Several articles published in today’s New England Journal of Medicine are worthwhile reads (all of which, I believe, are free full text).

• News flash (not!): We have a long road ahead. A new study out of Harvard updates the dreary state of electronic health record (EHR) adoption by U.S. hospitals. Just 7.6% of surveyed hospitals have a basic system and a measly 1.5% have a comprehensive EHR system throughout the hospital.
• Incoming HHS National Coordinator for Health Information Technology David Blumenthal, MD, MPP, makes some important points about how the HIT provisions in the stimulus bill were designed to generate “improvements in health and health care” and not just increase EHR adoption.

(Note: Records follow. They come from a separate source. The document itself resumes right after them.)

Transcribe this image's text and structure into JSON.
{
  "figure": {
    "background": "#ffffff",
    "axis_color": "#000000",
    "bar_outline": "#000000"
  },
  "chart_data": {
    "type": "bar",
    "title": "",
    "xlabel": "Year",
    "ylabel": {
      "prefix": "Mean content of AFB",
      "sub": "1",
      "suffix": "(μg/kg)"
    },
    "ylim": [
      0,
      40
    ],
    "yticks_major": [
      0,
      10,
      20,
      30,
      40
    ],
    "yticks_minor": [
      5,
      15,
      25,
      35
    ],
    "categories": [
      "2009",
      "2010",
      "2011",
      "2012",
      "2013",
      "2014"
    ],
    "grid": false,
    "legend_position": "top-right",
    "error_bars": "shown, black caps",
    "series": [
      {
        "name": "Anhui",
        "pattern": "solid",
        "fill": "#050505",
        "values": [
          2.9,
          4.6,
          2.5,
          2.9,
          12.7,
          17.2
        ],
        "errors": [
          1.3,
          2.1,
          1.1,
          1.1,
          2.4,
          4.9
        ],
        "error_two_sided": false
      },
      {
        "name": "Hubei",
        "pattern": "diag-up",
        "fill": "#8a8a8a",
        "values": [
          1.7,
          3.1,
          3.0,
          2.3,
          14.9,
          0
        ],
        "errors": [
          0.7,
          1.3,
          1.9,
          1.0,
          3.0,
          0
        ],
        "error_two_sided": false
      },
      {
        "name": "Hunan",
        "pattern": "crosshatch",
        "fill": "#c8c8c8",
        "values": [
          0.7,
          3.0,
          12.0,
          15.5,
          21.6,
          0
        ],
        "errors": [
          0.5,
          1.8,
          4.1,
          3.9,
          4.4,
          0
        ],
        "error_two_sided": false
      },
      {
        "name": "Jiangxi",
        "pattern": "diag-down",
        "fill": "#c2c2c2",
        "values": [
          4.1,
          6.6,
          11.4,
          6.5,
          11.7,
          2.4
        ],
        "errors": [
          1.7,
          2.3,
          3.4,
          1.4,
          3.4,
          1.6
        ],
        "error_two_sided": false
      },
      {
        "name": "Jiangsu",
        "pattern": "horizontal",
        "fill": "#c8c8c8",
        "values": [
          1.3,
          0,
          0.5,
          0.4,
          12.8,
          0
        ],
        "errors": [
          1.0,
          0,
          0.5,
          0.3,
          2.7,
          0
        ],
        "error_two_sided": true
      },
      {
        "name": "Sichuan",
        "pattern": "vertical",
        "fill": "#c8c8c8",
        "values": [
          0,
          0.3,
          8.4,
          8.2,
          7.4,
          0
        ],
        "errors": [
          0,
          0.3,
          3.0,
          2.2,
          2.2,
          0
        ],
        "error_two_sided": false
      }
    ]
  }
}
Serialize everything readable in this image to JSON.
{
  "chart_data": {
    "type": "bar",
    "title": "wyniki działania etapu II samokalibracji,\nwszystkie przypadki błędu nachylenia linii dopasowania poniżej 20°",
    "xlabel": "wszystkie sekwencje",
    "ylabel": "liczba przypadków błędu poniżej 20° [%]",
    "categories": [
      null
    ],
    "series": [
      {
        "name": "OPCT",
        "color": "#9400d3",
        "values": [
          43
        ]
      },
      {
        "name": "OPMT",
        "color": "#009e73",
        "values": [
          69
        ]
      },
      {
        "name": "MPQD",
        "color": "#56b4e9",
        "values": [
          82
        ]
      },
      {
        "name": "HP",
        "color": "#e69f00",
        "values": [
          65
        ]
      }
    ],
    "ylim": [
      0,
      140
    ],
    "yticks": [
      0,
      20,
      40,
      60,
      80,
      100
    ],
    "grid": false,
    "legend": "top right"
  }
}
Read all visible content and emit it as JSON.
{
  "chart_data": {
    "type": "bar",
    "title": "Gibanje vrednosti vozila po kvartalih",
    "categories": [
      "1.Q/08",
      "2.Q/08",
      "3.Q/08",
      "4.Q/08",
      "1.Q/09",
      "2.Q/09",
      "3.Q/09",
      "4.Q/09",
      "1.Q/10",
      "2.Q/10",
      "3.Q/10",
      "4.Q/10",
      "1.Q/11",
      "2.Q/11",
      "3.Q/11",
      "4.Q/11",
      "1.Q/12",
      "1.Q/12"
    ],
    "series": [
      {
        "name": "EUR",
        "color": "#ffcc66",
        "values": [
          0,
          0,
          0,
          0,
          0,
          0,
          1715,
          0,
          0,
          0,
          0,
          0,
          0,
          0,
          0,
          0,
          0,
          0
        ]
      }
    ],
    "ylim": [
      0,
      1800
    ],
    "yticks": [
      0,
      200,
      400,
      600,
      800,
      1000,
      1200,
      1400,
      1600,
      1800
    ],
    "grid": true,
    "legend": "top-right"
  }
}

Aside from the financial incentives (and  down the road, penalties) for providers and the important infrastructure created, Blumenthal highlights the critical importance of the “federal government’s skill in defining two critical terms: ‘certified EHR’ and ‘meaningful use.’” He is right that tightening certification criteria and “motivating providers to take full advantage of EHRs” are prerequisites for HIT actually improving quality and efficiency. I’ve described this and the importance of stretching out “meaningful use” to meet the needs of consumers before.
• Paul Tang, MD (Palo Alto Medical Foundation), and Tom Lee, MD (Partners), have an excellent piece comparing the advantages of stand-alone personal health records (PHRs) with what they call “integrated PHRs.” The latter term describes electronic portals that allows patients to gain access to provider EHRs and, perhaps more importantly, communicate directly with their clinicians. One of the big question marks is how fast will the stand-alone version effectively integrate with clinician records to help support the kind of information-supported communication that facilitates participatory medicine.
• An interesting piece from Kenneth Mandl, MD, MPH, and Isaac S. Kohane, MD, PhD, from Children’s Hospital in Boston, makes the argument that HIT “components should be not only interoperable but also substitutable.” Thankfully, they describe in excellent detail the broad range of applications and examples that comprise those “components.” It’s an excellent list, though it could benefit from some more emphasis on content applications.